My freshman year went about the same as my middle school years—I was still missing a lot of class, and I started putting less and less effort into my work because I just didn't like school anymore. Finally, in my sophomore year after I started driving, I quit going to school altogether. I had heard of Epic Charter Schools, and I took it into my own hands to get enrolled and withdraw from my brick-and-mortar. My family wasn't too supportive of this, but I pushed for it hard enough that they finally came around.

The first semester of Epic was rough, to say the least. It was the first time in a long time that my work was challenging, and whoever says a virtual school is easy, you're completely wrong. The difficulty of virtual school doesn't even come from the subject matter; it comes from the accountability. I had a teacher, but she wasn't at my house every day telling me to do my work, so I put it off for weeks at a time. After some time, I finally found a schedule and the following semesters' virtual classes were a breeze because my time management skills had developed so much.
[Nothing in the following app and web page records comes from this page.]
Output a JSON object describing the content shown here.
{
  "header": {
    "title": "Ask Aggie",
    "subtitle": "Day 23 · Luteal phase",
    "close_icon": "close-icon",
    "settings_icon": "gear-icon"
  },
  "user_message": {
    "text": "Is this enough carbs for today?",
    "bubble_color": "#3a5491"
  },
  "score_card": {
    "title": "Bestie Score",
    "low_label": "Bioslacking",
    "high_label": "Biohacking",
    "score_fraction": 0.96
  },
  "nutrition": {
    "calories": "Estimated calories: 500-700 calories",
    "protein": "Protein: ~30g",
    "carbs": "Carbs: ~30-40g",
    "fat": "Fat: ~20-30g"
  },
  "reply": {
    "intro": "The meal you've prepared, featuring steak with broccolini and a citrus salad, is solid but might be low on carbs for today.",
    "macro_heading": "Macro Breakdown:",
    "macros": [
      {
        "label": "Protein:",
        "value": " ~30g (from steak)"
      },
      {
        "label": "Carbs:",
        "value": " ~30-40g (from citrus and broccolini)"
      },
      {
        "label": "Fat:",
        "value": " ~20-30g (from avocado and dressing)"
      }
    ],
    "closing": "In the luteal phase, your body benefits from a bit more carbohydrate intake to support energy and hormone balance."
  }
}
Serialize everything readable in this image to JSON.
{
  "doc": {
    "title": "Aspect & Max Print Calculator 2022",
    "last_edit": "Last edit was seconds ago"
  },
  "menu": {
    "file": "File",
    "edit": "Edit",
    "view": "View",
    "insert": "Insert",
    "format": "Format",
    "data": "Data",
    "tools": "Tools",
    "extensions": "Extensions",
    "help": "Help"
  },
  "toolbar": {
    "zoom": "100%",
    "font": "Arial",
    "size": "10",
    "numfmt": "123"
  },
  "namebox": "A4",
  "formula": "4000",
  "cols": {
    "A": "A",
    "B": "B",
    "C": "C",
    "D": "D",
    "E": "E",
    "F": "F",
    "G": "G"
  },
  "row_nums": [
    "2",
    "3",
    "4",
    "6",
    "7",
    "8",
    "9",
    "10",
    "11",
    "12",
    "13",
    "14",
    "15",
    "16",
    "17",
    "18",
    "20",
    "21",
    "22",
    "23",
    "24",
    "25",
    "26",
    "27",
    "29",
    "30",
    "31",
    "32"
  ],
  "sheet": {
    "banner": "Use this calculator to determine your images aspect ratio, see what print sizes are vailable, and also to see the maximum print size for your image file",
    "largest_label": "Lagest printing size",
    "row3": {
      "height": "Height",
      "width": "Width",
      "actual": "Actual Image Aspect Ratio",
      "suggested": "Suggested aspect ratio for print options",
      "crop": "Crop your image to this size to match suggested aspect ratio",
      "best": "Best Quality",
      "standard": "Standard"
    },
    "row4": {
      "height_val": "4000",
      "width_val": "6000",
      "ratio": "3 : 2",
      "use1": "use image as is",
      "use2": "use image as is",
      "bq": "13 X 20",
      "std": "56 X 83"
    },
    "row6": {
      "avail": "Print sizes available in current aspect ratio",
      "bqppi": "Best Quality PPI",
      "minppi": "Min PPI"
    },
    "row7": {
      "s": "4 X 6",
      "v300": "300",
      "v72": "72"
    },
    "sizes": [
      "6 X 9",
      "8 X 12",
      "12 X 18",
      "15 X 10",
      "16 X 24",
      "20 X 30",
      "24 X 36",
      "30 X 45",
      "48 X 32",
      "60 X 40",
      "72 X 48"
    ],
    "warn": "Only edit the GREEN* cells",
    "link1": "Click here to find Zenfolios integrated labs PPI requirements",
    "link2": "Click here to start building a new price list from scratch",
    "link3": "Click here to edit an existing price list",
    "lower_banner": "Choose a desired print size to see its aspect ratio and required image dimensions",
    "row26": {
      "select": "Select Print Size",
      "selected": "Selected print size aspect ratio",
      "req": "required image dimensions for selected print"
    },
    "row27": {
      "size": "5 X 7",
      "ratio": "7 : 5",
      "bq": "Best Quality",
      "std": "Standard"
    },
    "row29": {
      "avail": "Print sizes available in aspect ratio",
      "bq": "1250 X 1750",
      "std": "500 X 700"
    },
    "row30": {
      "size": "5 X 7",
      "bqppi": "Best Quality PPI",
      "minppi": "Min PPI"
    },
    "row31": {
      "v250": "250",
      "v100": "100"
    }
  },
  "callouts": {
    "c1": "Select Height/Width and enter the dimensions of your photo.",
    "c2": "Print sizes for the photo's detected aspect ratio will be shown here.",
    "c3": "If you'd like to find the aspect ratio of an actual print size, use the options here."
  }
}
When my junior year came around, I was excited to start concurrent enrollment at a local community college. Through Epic, I was allowed to take as many college courses as I wanted as long as I was taking at least one class through Epic. At a typical public school, students are only allowed to take two per semester; I was taking four, sometimes five college classes while still in high school, and they were actually challenging me.I'm sure most people think that sounds expensive, but it really wasn't. In the state of Oklahoma, high school students receive a waiver for six credit hours' tuition for no cost, only fees are paid. For me, through Epic I received an additional eight-hundred dollars in a learning fund, which I applied to my tuition. I also received a tribal scholarship for my concurrent courses in exchange for completing community service hours.

Through Epic, I was able to complete 52 hours of college credit completely debt-free WHILE STILL ENROLLED IN HIGH SCHOOL! The summer after I graduated, I completed my Associate's degree at Tulsa Community College (61 credit hours), which all transferred to my current school, the University of Oklahoma where I am studying Language Arts Education to become a teacher (if you're reading this, Epic administrators, call me in 2020 when I'm certified).

Not only am I graduating college two years early, but I am also saving my future self at least 50 thousand dollars of debt.

Most importantly, though, through Epic, I regained my love for learning.

Epic high school students and traditional students alike: please take advantage of the opportunities presented to you whether it be concurrent enrollment or vocational school. After high school, you will be so glad to have some college experience before going to a four-year university or to have a certificate to move into the workforce.

As the Epic's motto says: school CAN be different.